It looks cute. It’s a got a chic black-and-pink cover. But don’t be fooled, between the covers of Mona Awad’s Bunny lies some of the weirdest shit published this year – and that’s saying a lot. Bunny is a horror novel for fans of Heathers, but also for book-lovers. Literary humor hasn’t been this grotesque since the days of Roald Dahl and Vladimir Nabokov, but it’s still side-splittingly funny. Bunny roasts not only modern MFA programs, but also modern literature and every reader whose come into tangential contact with them will find it hilarious.
The MFA program under scrutiny is fictional Warren University, an exclusive private college in a very big city in New England with a bunch of other colleges. A working class student from somewhere in the Western states, Samantha applied and got into Warren’s MFA program despite having no confidence that she would be a good fit. Now, she lives on a stipend in an apartment she can barely afford with one friend, the mysterious artist Ava, and a cohort full of Bunnies. Bunnies are female graduate students, working towards their MFAs, who act like small girls. They wear pink whenever possible, or dresses printed with kittens, cupcakes and sometimes both. They all refer to each as “Bunny” in the same way that Ninja Turtles call each “dude.” Samantha gives them all her own nicknames – Creepy Doll, Cupcake, Vignette, and the Duchess – until they ask her to join them in their off-hours literary experiments. The Bunnies work together as a coven, idealizing men and turning actual rabbits into their creations. When these creations turn out not to working brains, hands, or genitals, the Bunnies take an ax and kill them.
Yes, it gets weirder! Hilariously so! Samantha manages to turn a buck deer into a dreamboat named Max, who proceeds to screw Samantha and the Bunnies’ lives up even further. Samantha’s caustic narration only makes the admittedly dark plotline actually pretty funny in a Cabin in the Woods-kind-of-way. As Samantha attempts to navigate the world of Warren University, her involvement with the Bunnies leads down deeper and stranger paths in the underworld of creativity and art. The prose that makes up the bones of this exploits all the fluffy and intentional vague novels that have praised recently as excellent literature even though they all read the same. This book takes a hard look at the writing process and lampoons it.
About the only place where the story isn’t making self-depr3cating jokes is Samantha’s own awareness of the men in her life. Samantha’s mentally dominated by the spectre of The Lion, her thesis advisor, whose approval she desperately wants, until their relationship borders on more than professional. It should be no wonder than that local poet Jonah shows a similar interest despite literally driving her all the city at one point. The Jonah plotline never really changes, nor does he meaningfully affect the Bunnies’ crazy schemes. Jonah just predicatably endures Samanatha’s neglect until the end of the story, when with nothing else to do, she agrees to go out with him. As they say in literary circles, this feels a little “unearned” and also its a lone expected item in a long string of surprises.

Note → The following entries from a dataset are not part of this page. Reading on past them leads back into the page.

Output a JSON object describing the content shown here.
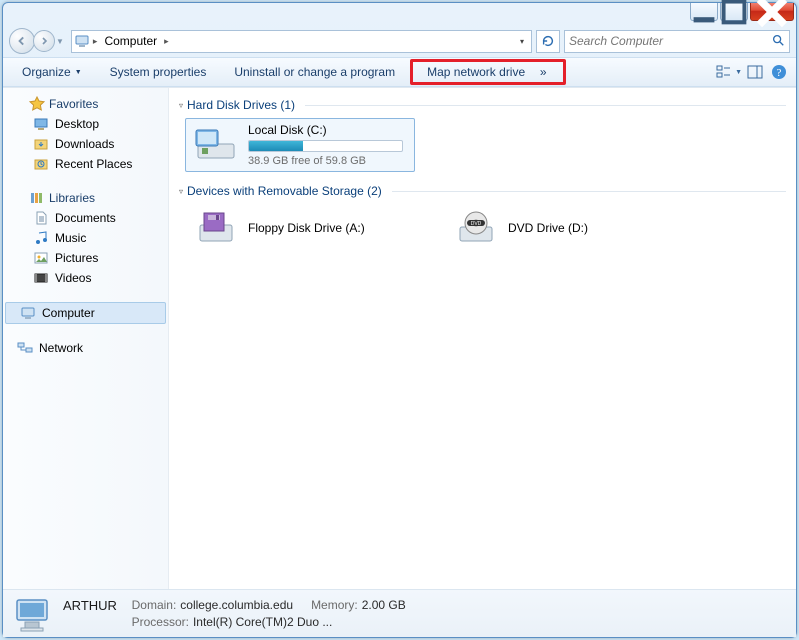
{
  "titlebar": {
    "min_tip": "Minimize",
    "max_tip": "Maximize",
    "close_tip": "Close"
  },
  "address": {
    "crumb_root_glyph": "▸",
    "crumb_label": "Computer",
    "crumb_arrow": "▸",
    "dropdown_glyph": "▾"
  },
  "search": {
    "placeholder": "Search Computer"
  },
  "toolbar": {
    "organize": "Organize",
    "sys_props": "System properties",
    "uninstall": "Uninstall or change a program",
    "map_drive": "Map network drive",
    "overflow": "»"
  },
  "navpane": {
    "favorites": {
      "label": "Favorites",
      "items": [
        "Desktop",
        "Downloads",
        "Recent Places"
      ]
    },
    "libraries": {
      "label": "Libraries",
      "items": [
        "Documents",
        "Music",
        "Pictures",
        "Videos"
      ]
    },
    "computer": {
      "label": "Computer"
    },
    "network": {
      "label": "Network"
    }
  },
  "content": {
    "hdd": {
      "header": "Hard Disk Drives (1)",
      "items": [
        {
          "name": "Local Disk (C:)",
          "free_text": "38.9 GB free of 59.8 GB",
          "used_pct": 35
        }
      ]
    },
    "removable": {
      "header": "Devices with Removable Storage (2)",
      "items": [
        {
          "name": "Floppy Disk Drive (A:)"
        },
        {
          "name": "DVD Drive (D:)"
        }
      ]
    }
  },
  "status": {
    "name": "ARTHUR",
    "domain_lbl": "Domain:",
    "domain_val": "college.columbia.edu",
    "memory_lbl": "Memory:",
    "memory_val": "2.00 GB",
    "processor_lbl": "Processor:",
    "processor_val": "Intel(R) Core(TM)2 Duo ..."
  }
}
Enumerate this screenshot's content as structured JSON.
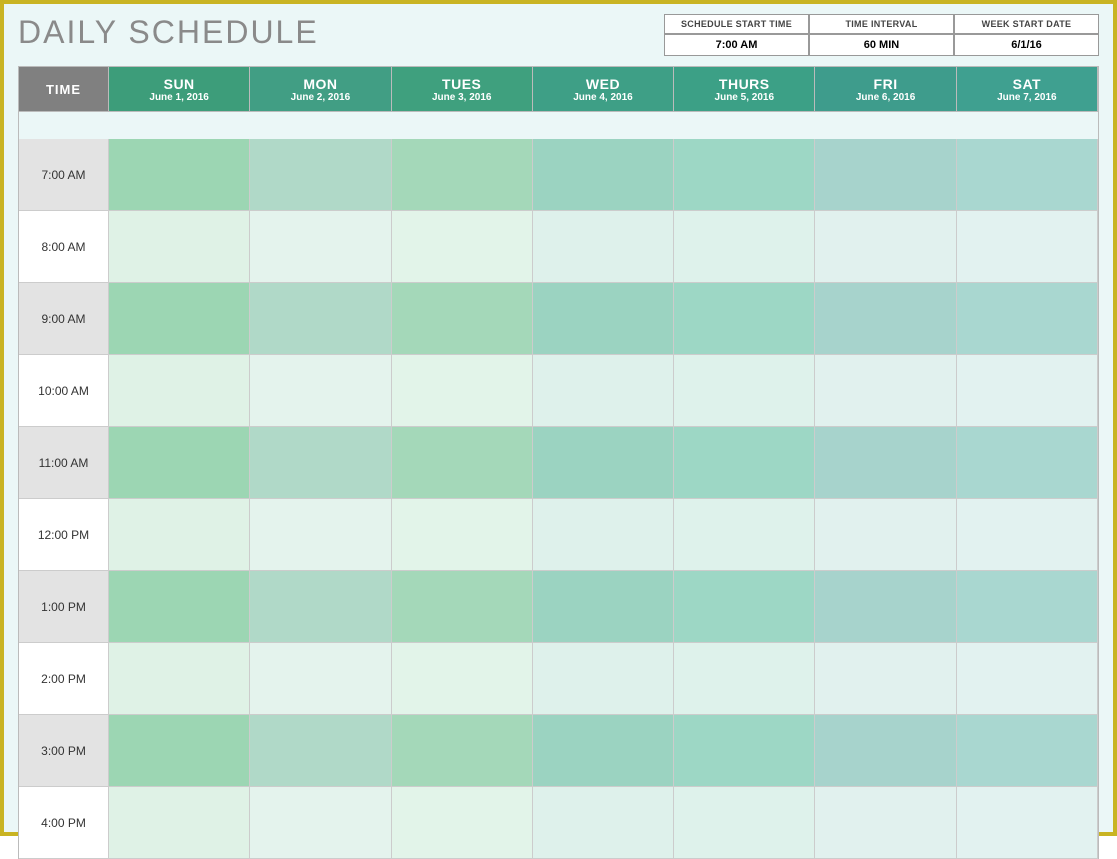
{
  "title": "DAILY SCHEDULE",
  "meta": {
    "labels": {
      "start_time": "SCHEDULE START TIME",
      "interval": "TIME INTERVAL",
      "week_start": "WEEK START DATE"
    },
    "values": {
      "start_time": "7:00 AM",
      "interval": "60 MIN",
      "week_start": "6/1/16"
    }
  },
  "time_header": "TIME",
  "days": [
    {
      "name": "SUN",
      "date": "June 1, 2016"
    },
    {
      "name": "MON",
      "date": "June 2, 2016"
    },
    {
      "name": "TUES",
      "date": "June 3, 2016"
    },
    {
      "name": "WED",
      "date": "June 4, 2016"
    },
    {
      "name": "THURS",
      "date": "June 5, 2016"
    },
    {
      "name": "FRI",
      "date": "June 6, 2016"
    },
    {
      "name": "SAT",
      "date": "June 7, 2016"
    }
  ],
  "times": [
    "7:00 AM",
    "8:00 AM",
    "9:00 AM",
    "10:00 AM",
    "11:00 AM",
    "12:00 PM",
    "1:00 PM",
    "2:00 PM",
    "3:00 PM",
    "4:00 PM"
  ]
}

Despite the ending, Bunny is among the funniest books written this year. Bunny is sure to make you laugh, although there’s no telling at which part. Read Bunny and then give it as a white elephant gift. Your friends might never forgive if you don’t share this book.
Four stars out of five.
Favorite quote: “Now, the fairy tale is dark and stabby like this alley, but in the movie version, there is a talking snowman and songs we love to sing. We are singing the one now where icy girl is alone on a snowy hill lamenting that she is icy in her heart. She wants to change but she cannot because her heart has turned to ice.”